Frequently Asked Questions
Surf forecasting, explained — and how this site works. New to reading forecasts? Start with the learn guides or the glossary.
Surf Forecasting Basics
How accurate are surf forecasts?
Wave-model skill is high in the first 24 hours and decays with lead time — beyond about 5 days treat any surf forecast as a rough guide. We measure our own accuracy continuously by scoring every forecast against NOAA buoy observations and publish the results on our forecast accuracy page, including systematic bias by region and lead time.
What is wave period and why does it matter?
Wave period is the time in seconds between successive wave crests. It is the best single indicator of surf quality: waves at 12 seconds or more are ground swell — organized, powerful lines from distant storms — while waves under 9 seconds are locally generated wind swell that breaks weak and crumbly. A 3 ft wave at 14 seconds usually beats a 5 ft wave at 7 seconds.
What is the difference between ground swell and wind swell?
Ground swell (period 12s+) is generated by storms far away and arrives sorted into clean, evenly spaced sets. Wind swell (period under 9s) is generated by local wind and arrives disorganized and choppy. Mid-period swell (9–12s) sits in between and can be very fun at the right spots.
Why is offshore wind better for surfing?
Offshore wind blows from the land out to sea, holding up wave faces so they break cleanly and slowly. Onshore wind pushes waves over early and chops up the surface. Light cross-shore wind is usually surfable. Our dashboard classifies wind automatically using each beach's facing direction.
What tide is best for surfing?
It depends on the spot — many beach breaks favor mid tide with some water movement, while some reefs and points only work at specific stages. Moving water (an incoming or outgoing tide) generally beats slack tide. Our session planner factors tide movement into its hourly scores, and every forecast page shows the local NOAA tide curve.
How far in advance can surf be forecast reliably?
Long-period swells from distant storms can be tracked 4–7 days out with decent confidence because the swell already exists and travels at a known speed. Local wind — which decides whether the surf is clean or blown out — is only reliable 1–3 days out. That is why our dashboard shows a confidence score that decays with lead time.

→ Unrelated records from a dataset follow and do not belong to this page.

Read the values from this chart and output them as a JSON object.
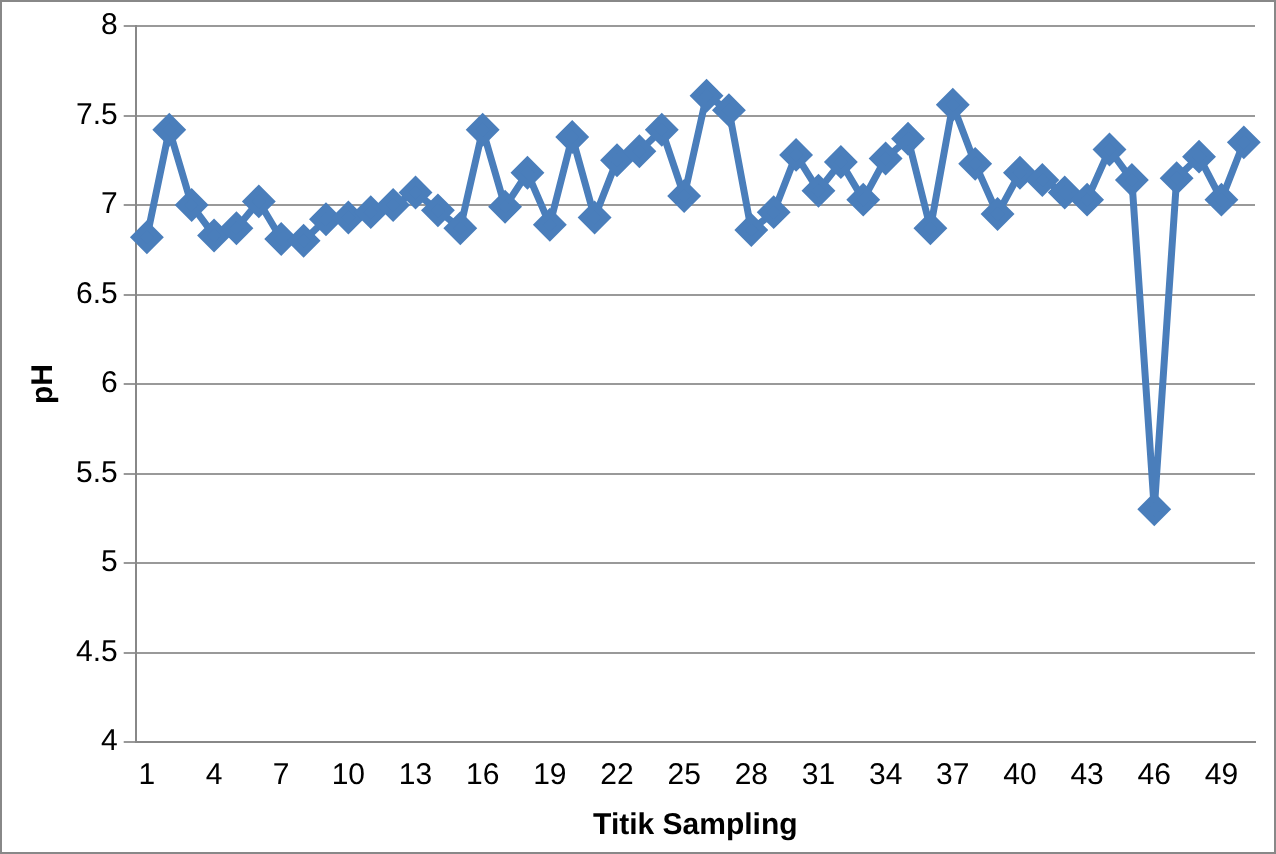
{
  "chart_data": {
    "type": "line",
    "xlabel": "Titik Sampling",
    "ylabel": "pH",
    "categories": [
      "1",
      null,
      null,
      "4",
      null,
      null,
      "7",
      null,
      null,
      "10",
      null,
      null,
      "13",
      null,
      null,
      "16",
      null,
      null,
      "19",
      null,
      null,
      "22",
      null,
      null,
      "25",
      null,
      null,
      "28",
      null,
      null,
      "31",
      null,
      null,
      "34",
      null,
      null,
      "37",
      null,
      null,
      "40",
      null,
      null,
      "43",
      null,
      null,
      "46",
      null,
      null,
      "49",
      null
    ],
    "series": [
      {
        "color": "#4a7ebb",
        "values": [
          6.82,
          7.42,
          7.0,
          6.83,
          6.87,
          7.02,
          6.81,
          6.8,
          6.92,
          6.93,
          6.96,
          7.0,
          7.07,
          6.97,
          6.87,
          7.42,
          6.99,
          7.18,
          6.89,
          7.38,
          6.93,
          7.25,
          7.3,
          7.42,
          7.05,
          7.61,
          7.53,
          6.86,
          6.96,
          7.28,
          7.08,
          7.24,
          7.03,
          7.26,
          7.37,
          6.87,
          7.56,
          7.23,
          6.95,
          7.18,
          7.14,
          7.07,
          7.03,
          7.31,
          7.14,
          5.3,
          7.15,
          7.27,
          7.03,
          7.35
        ]
      }
    ],
    "ylim": [
      4,
      8
    ],
    "yticks": [
      4,
      4.5,
      5,
      5.5,
      6,
      6.5,
      7,
      7.5,
      8
    ],
    "grid": "y",
    "legend": false,
    "marker": "diamond",
    "line_style": "solid"
  }
}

Can you really surf the Great Lakes?
Yes. Strong storms over Lake Michigan, Superior, Erie, and Ontario produce rideable wind swell, mostly in fall and winter. The lakes are non-tidal, so forecasting reduces to wave height, period, and wind. We cover Great Lakes spots with the same wave models used for the coasts.
What do wave heights in a surf forecast actually mean?
Forecast models report significant wave height — the average of the largest third of waves in open water — not the face height you see at the beach. Shoaling, refraction, and local bathymetry change what actually breaks; sets can run noticeably larger than the significant height. Treat forecast height as a consistent index, and learn how your local spot translates it.
About Free Surf Forecast
Is Free Surf Forecast really free?
Yes — every feature is free with no account, no paywall, and no ads. The site runs on free public data sources and is supported by donations. If it saves you a skunked session, you can buy us a coffee.
Where does the forecast data come from?
Waves come from NOAA's WaveWatch III / GFS-Wave models (via Open-Meteo and NOAA ERDDAP servers), wind and temperature from NOAA GFS, tides from NOAA CO-OPS reference stations, and real-time observations from NDBC and CDIP buoys. Everything is public, government-grade model output — the same underlying data paid apps use.
How often is the forecast updated?
NOAA's wave models run every 6 hours, and the dashboard fetches fresh data on every page load. Buoy observations and tide predictions are live. There is no once-a-day human editorial cycle — what you see is the latest model run.
How is this different from Surfline?
Surfline puts its 16-day forecasts, cam rewind, and most features behind a subscription. We show the full forecast, buoy data, tides, swell maps, and cams for free — but we do not have proprietary cameras or human forecasters. See the full comparison.
Do you have live surf cams?
Yes — the dashboard shows nearby free cams (YouTube live streams and public webcams) for many spots, plus links to third-party cam networks where streaming is not permitted. Cam coverage grows continuously.
Can I embed the forecast on my website?
Yes. Every spot has a free embeddable forecast card — an iframe you can drop into any site, ideal for surf shops, schools, and beach-town pages. Open a spot's forecast page and use the embed link in the footer, or see an example spot page.